於嘯杉自打季蔚琅出了屋門,一直便是沉默不發一語,面上的神色,雖是有些冷漠,卻也很是平靜,這會兒鄭嶽平問他,他卻只是淡淡一笑道:“該如何就如何,難不成還能為了他的言語威脅就把婚事改了日子?是福不是禍,是禍躲不過,咱們嶽嘯山莊可不是怕事的角色。”
“那明日裡的事,還都是一切照舊?”鄭嶽平問道。
“照舊。”於嘯杉起身道,“大哥,新房裡還有些地方沒佈置好,喜帖這邊,您儘快讓人發下去吧,我先去接著收拾了。”說完話也就扭身出了屋門。

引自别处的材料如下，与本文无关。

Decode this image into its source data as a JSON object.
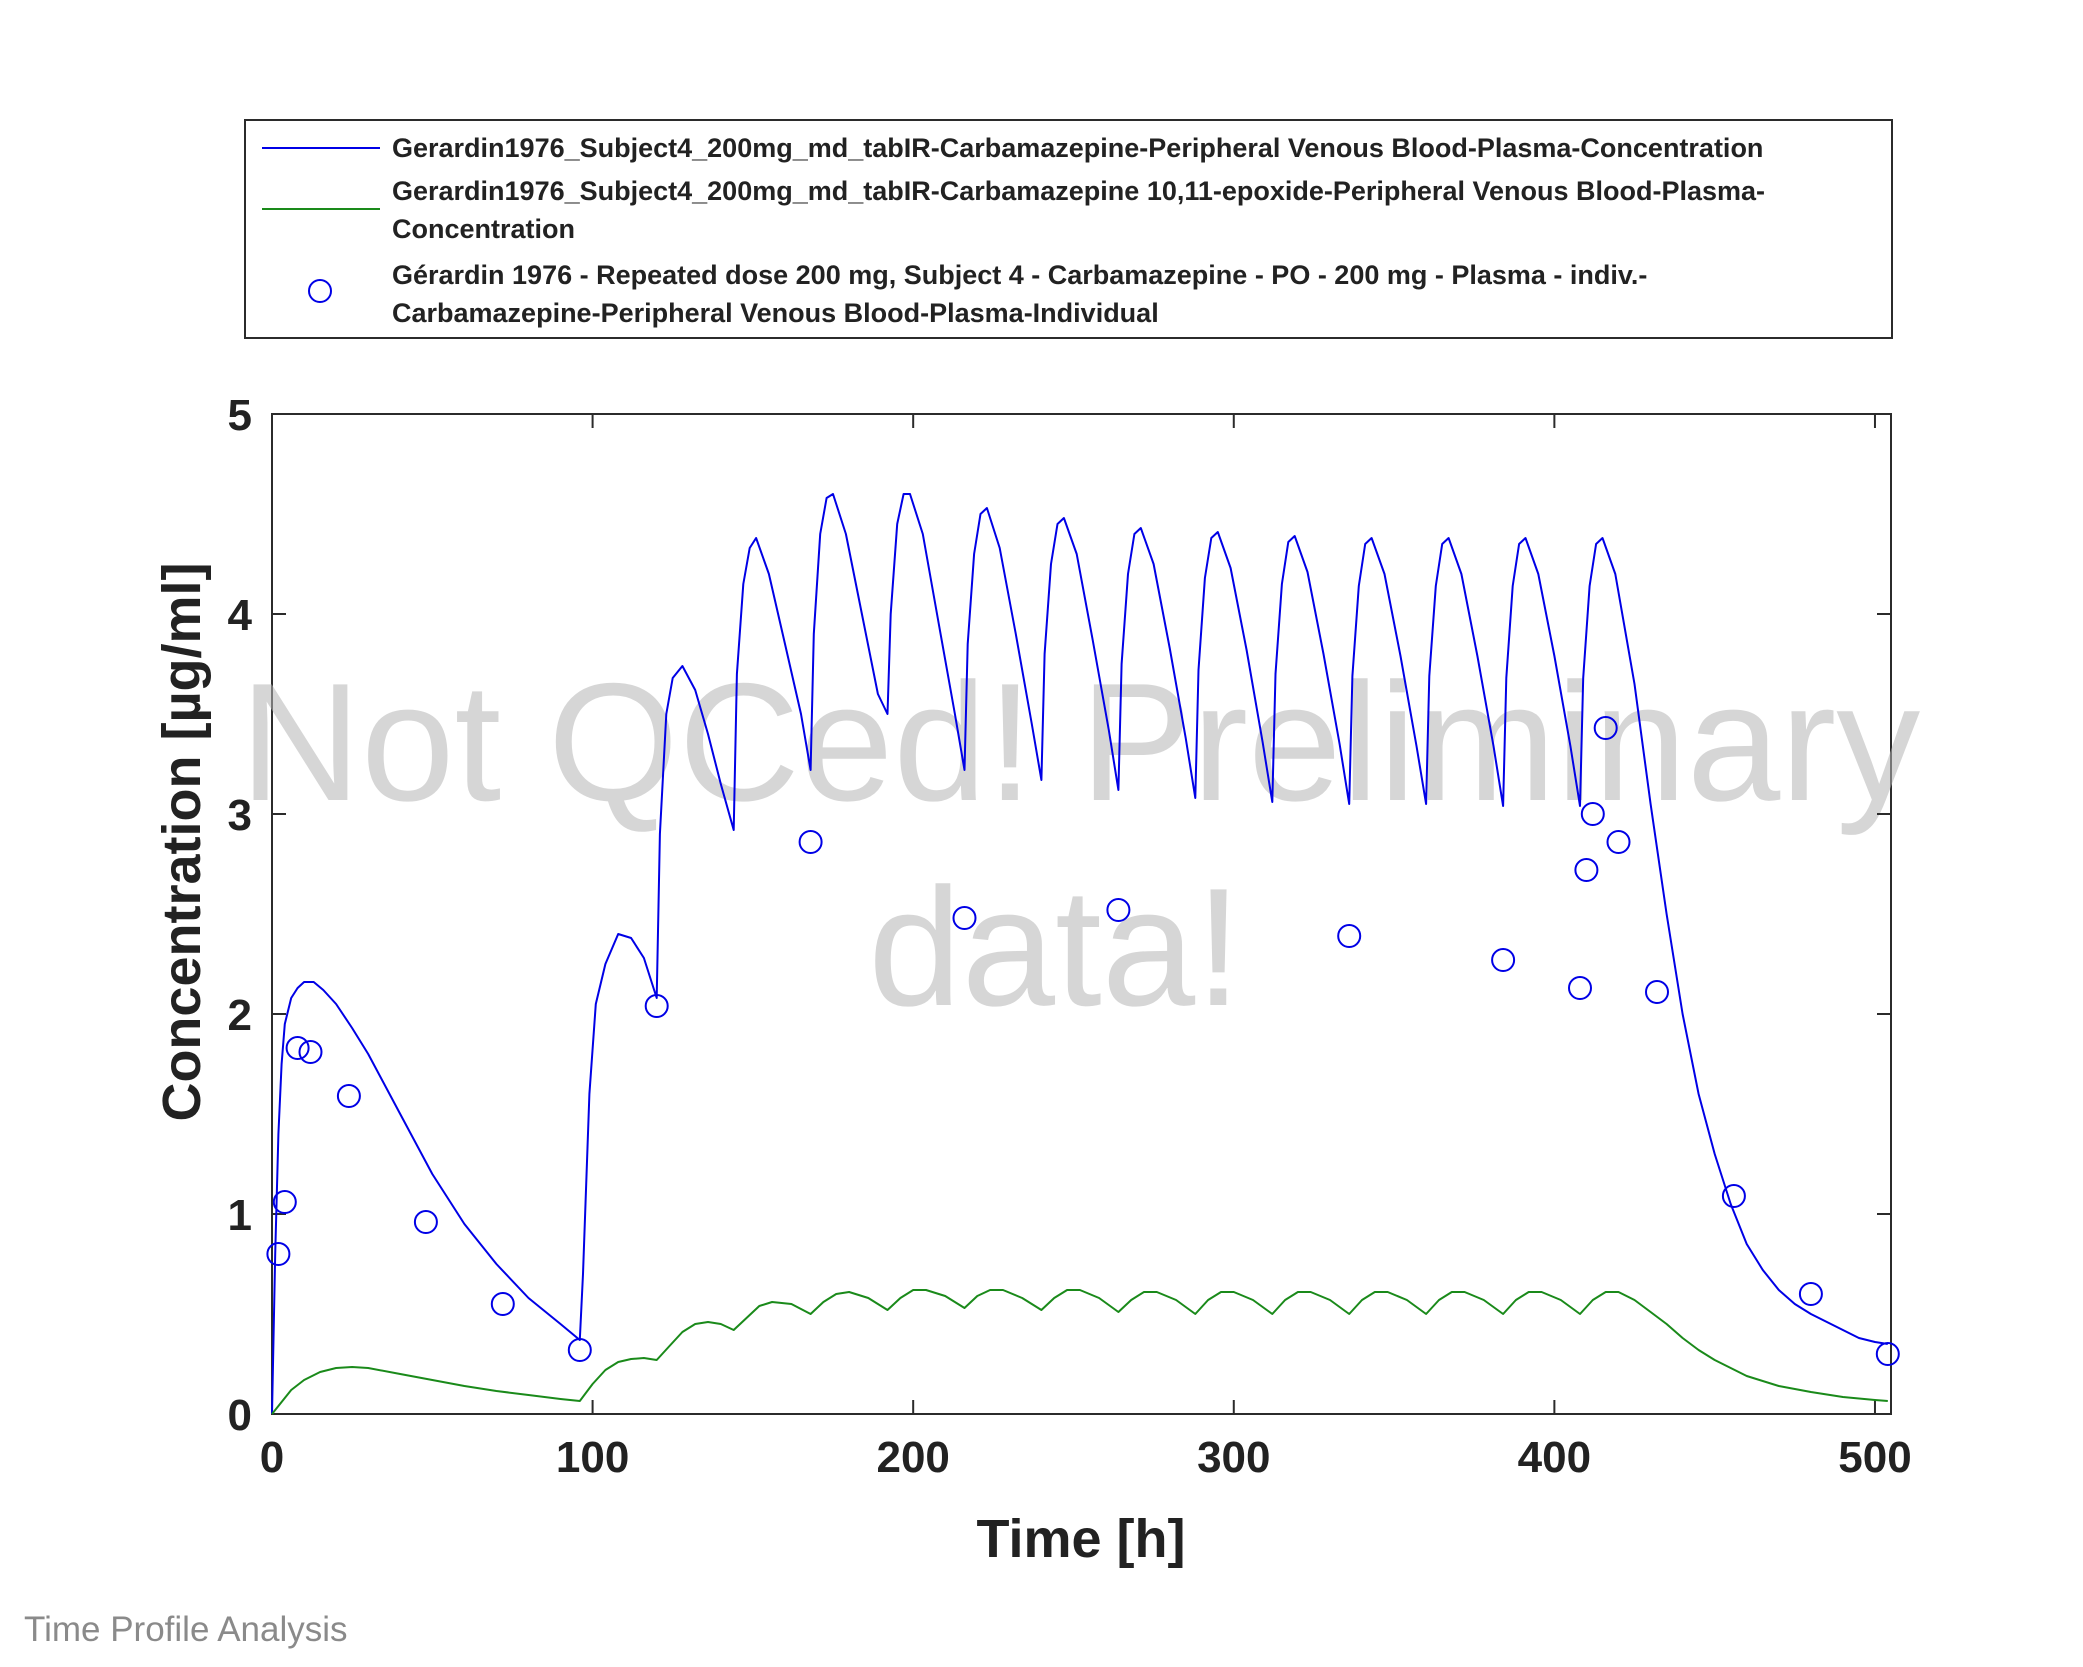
{
  "footer_label": "Time Profile Analysis",
  "watermark": {
    "line1": "Not QCed! Preliminary",
    "line2": "data!"
  },
  "legend": {
    "entries": [
      {
        "lines": [
          "Gerardin1976_Subject4_200mg_md_tabIR-Carbamazepine-Peripheral Venous Blood-Plasma-Concentration"
        ],
        "color": "#0000e6",
        "marker": "line"
      },
      {
        "lines": [
          "Gerardin1976_Subject4_200mg_md_tabIR-Carbamazepine 10,11-epoxide-Peripheral Venous Blood-Plasma-",
          "Concentration"
        ],
        "color": "#1a8a1a",
        "marker": "line"
      },
      {
        "lines": [
          "Gérardin 1976 - Repeated dose 200 mg, Subject 4 - Carbamazepine - PO - 200 mg - Plasma - indiv.-",
          "Carbamazepine-Peripheral Venous Blood-Plasma-Individual"
        ],
        "color": "#0000e6",
        "marker": "circle"
      }
    ]
  },
  "chart_data": {
    "type": "line",
    "xlabel": "Time [h]",
    "ylabel": "Concentration [µg/ml]",
    "xlim": [
      0,
      505
    ],
    "ylim": [
      0,
      5
    ],
    "xticks": [
      0,
      100,
      200,
      300,
      400,
      500
    ],
    "yticks": [
      0,
      1,
      2,
      3,
      4,
      5
    ],
    "grid": false,
    "legend_position": "top-outside",
    "series": [
      {
        "name": "Gerardin1976_Subject4_200mg_md_tabIR-Carbamazepine-Peripheral Venous Blood-Plasma-Concentration",
        "color": "#0000e6",
        "style": "line",
        "x": [
          0,
          1,
          2,
          3,
          4,
          6,
          8,
          10,
          13,
          16,
          20,
          25,
          30,
          40,
          50,
          60,
          70,
          80,
          90,
          96,
          97,
          99,
          101,
          104,
          108,
          112,
          116,
          120,
          121,
          123,
          125,
          128,
          132,
          136,
          140,
          144,
          145,
          147,
          149,
          151,
          155,
          160,
          165,
          168,
          169,
          171,
          173,
          175,
          179,
          184,
          189,
          192,
          193,
          195,
          197,
          199,
          203,
          208,
          213,
          216,
          217,
          219,
          221,
          223,
          227,
          232,
          237,
          240,
          241,
          243,
          245,
          247,
          251,
          256,
          261,
          264,
          265,
          267,
          269,
          271,
          275,
          280,
          285,
          288,
          289,
          291,
          293,
          295,
          299,
          304,
          309,
          312,
          313,
          315,
          317,
          319,
          323,
          328,
          333,
          336,
          337,
          339,
          341,
          343,
          347,
          352,
          357,
          360,
          361,
          363,
          365,
          367,
          371,
          376,
          381,
          384,
          385,
          387,
          389,
          391,
          395,
          400,
          405,
          408,
          409,
          411,
          413,
          415,
          419,
          425,
          430,
          435,
          440,
          445,
          450,
          455,
          460,
          465,
          470,
          475,
          480,
          485,
          490,
          495,
          500,
          504
        ],
        "y": [
          0,
          0.8,
          1.4,
          1.75,
          1.95,
          2.08,
          2.13,
          2.16,
          2.16,
          2.12,
          2.05,
          1.93,
          1.8,
          1.5,
          1.2,
          0.95,
          0.75,
          0.58,
          0.45,
          0.37,
          0.7,
          1.6,
          2.05,
          2.25,
          2.4,
          2.38,
          2.28,
          2.08,
          2.9,
          3.5,
          3.68,
          3.74,
          3.62,
          3.4,
          3.15,
          2.92,
          3.7,
          4.15,
          4.33,
          4.38,
          4.2,
          3.85,
          3.5,
          3.22,
          3.9,
          4.4,
          4.58,
          4.6,
          4.4,
          4.0,
          3.6,
          3.5,
          4.0,
          4.45,
          4.6,
          4.6,
          4.4,
          3.95,
          3.5,
          3.22,
          3.85,
          4.3,
          4.5,
          4.53,
          4.33,
          3.9,
          3.45,
          3.17,
          3.8,
          4.25,
          4.45,
          4.48,
          4.3,
          3.87,
          3.42,
          3.12,
          3.75,
          4.2,
          4.4,
          4.43,
          4.25,
          3.83,
          3.38,
          3.08,
          3.72,
          4.18,
          4.38,
          4.41,
          4.23,
          3.82,
          3.36,
          3.06,
          3.7,
          4.15,
          4.36,
          4.39,
          4.21,
          3.8,
          3.35,
          3.05,
          3.69,
          4.14,
          4.35,
          4.38,
          4.2,
          3.79,
          3.34,
          3.05,
          3.69,
          4.14,
          4.35,
          4.38,
          4.2,
          3.79,
          3.34,
          3.04,
          3.68,
          4.14,
          4.35,
          4.38,
          4.2,
          3.79,
          3.34,
          3.04,
          3.68,
          4.14,
          4.35,
          4.38,
          4.2,
          3.65,
          3.05,
          2.5,
          2.0,
          1.6,
          1.3,
          1.05,
          0.85,
          0.72,
          0.62,
          0.55,
          0.5,
          0.46,
          0.42,
          0.38,
          0.36,
          0.35
        ]
      },
      {
        "name": "Gerardin1976_Subject4_200mg_md_tabIR-Carbamazepine 10,11-epoxide-Peripheral Venous Blood-Plasma-Concentration",
        "color": "#1a8a1a",
        "style": "line",
        "x": [
          0,
          3,
          6,
          10,
          15,
          20,
          25,
          30,
          40,
          50,
          60,
          70,
          80,
          90,
          96,
          100,
          104,
          108,
          112,
          116,
          120,
          124,
          128,
          132,
          136,
          140,
          144,
          148,
          152,
          156,
          162,
          168,
          172,
          176,
          180,
          186,
          192,
          196,
          200,
          204,
          210,
          216,
          220,
          224,
          228,
          234,
          240,
          244,
          248,
          252,
          258,
          264,
          268,
          272,
          276,
          282,
          288,
          292,
          296,
          300,
          306,
          312,
          316,
          320,
          324,
          330,
          336,
          340,
          344,
          348,
          354,
          360,
          364,
          368,
          372,
          378,
          384,
          388,
          392,
          396,
          402,
          408,
          412,
          416,
          420,
          425,
          430,
          435,
          440,
          445,
          450,
          455,
          460,
          470,
          480,
          490,
          500,
          504
        ],
        "y": [
          0,
          0.06,
          0.12,
          0.17,
          0.21,
          0.23,
          0.235,
          0.23,
          0.2,
          0.17,
          0.14,
          0.115,
          0.095,
          0.075,
          0.065,
          0.15,
          0.22,
          0.26,
          0.275,
          0.28,
          0.27,
          0.34,
          0.41,
          0.45,
          0.46,
          0.45,
          0.42,
          0.48,
          0.54,
          0.56,
          0.55,
          0.5,
          0.56,
          0.6,
          0.61,
          0.58,
          0.52,
          0.58,
          0.62,
          0.62,
          0.59,
          0.53,
          0.59,
          0.62,
          0.62,
          0.58,
          0.52,
          0.58,
          0.62,
          0.62,
          0.58,
          0.51,
          0.57,
          0.61,
          0.61,
          0.57,
          0.5,
          0.57,
          0.61,
          0.61,
          0.57,
          0.5,
          0.57,
          0.61,
          0.61,
          0.57,
          0.5,
          0.57,
          0.61,
          0.61,
          0.57,
          0.5,
          0.57,
          0.61,
          0.61,
          0.57,
          0.5,
          0.57,
          0.61,
          0.61,
          0.57,
          0.5,
          0.57,
          0.61,
          0.61,
          0.57,
          0.51,
          0.45,
          0.38,
          0.32,
          0.27,
          0.23,
          0.19,
          0.14,
          0.11,
          0.085,
          0.07,
          0.065
        ]
      },
      {
        "name": "Gérardin 1976 - Repeated dose 200 mg, Subject 4 - Carbamazepine - PO - 200 mg - Plasma - indiv.-Carbamazepine-Peripheral Venous Blood-Plasma-Individual",
        "color": "#0000e6",
        "style": "marker-circle",
        "x": [
          2,
          4,
          8,
          12,
          24,
          48,
          72,
          96,
          120,
          168,
          216,
          264,
          336,
          384,
          408,
          410,
          412,
          416,
          420,
          432,
          456,
          480,
          504
        ],
        "y": [
          0.8,
          1.06,
          1.83,
          1.81,
          1.59,
          0.96,
          0.55,
          0.32,
          2.04,
          2.86,
          2.48,
          2.52,
          2.39,
          2.27,
          2.13,
          2.72,
          3.0,
          3.43,
          2.86,
          2.11,
          1.09,
          0.6,
          0.3
        ]
      }
    ]
  }
}
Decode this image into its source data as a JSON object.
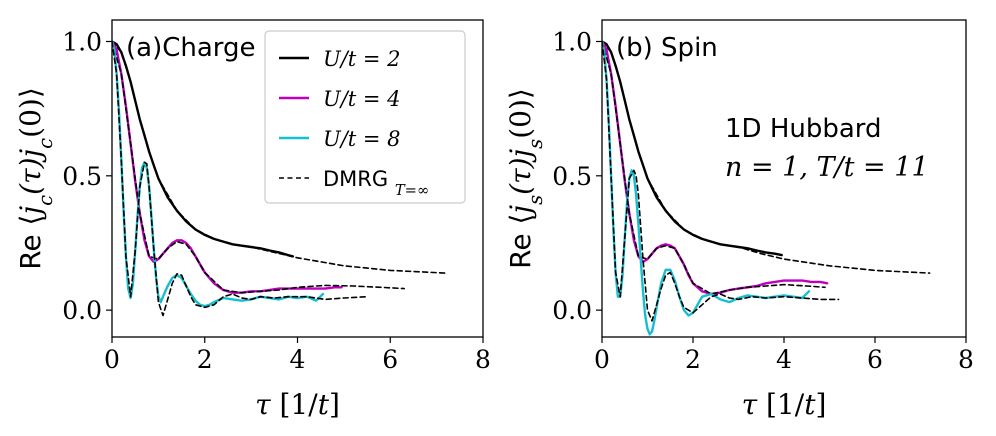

鄭嶽平看著於嘯杉走遠,嘆口氣道:“哎,要說這季蔚琅也真是個實性子的人,回去兩日居然就把府裡的女人都遣散了,咱們這邊回頭告訴他夜兒要跟老三成親了,當真是栽了他的顏面了,他心中不忿卻也理所應當。只是,怎麼好好的事,也能這麼不順呢。我這幾天心裡還總想著,老三這些年也總算苦盡甘來了,家業做起來了,心裡的恩怨也放下的差不多了,如今再能找到個心愛的人,便也算完滿了,怎麼想到還會橫生出這樣的枝節。”
鄭逸塵走過去蹲到鄭嶽平身邊,仰首看著他問道:“爹,那明天萬一有什麼變故,咱們怎麼辦?”
“只盼著是一場虛驚吧,只是萬一生變,仔細著護好夜兒吧,別讓她受了驚就是。對了,今日的事,你們不要跟夜兒說起,這孩子有時候心思重,怕她再生出些別的想頭來,到時候更難辦。”
“知道了,爹。”兄弟倆異口同聲地答道。
夜曇回莊子的時候太陽已經落了山,陪著賀方全一起吃了晌午飯,父女倆說了會兒話,又進城裡挑了身衣服才回來。賀方全終還是沒有答應與她一起回莊子裡,也沒答應她婚禮的時候會來,只是看完鄭嶽平的信,沉默地抹了會兒淚才說,“夜兒啊,若是你大伯真有一日能醫好腿,也許就是老天還給爹個贖罪的機會,到時候爹再想想如何面對你大伯的事吧。”
似是承諾,又似是託詞,夜曇聽完,心裡不知道是失望多些,還是放心多些。對於賀方全到底何時能跟三叔他們言歸於好的事,夜曇心裡也沒底,總怕是做急了,會欲速不達,又怕緩了,到時候更沒有好的契機。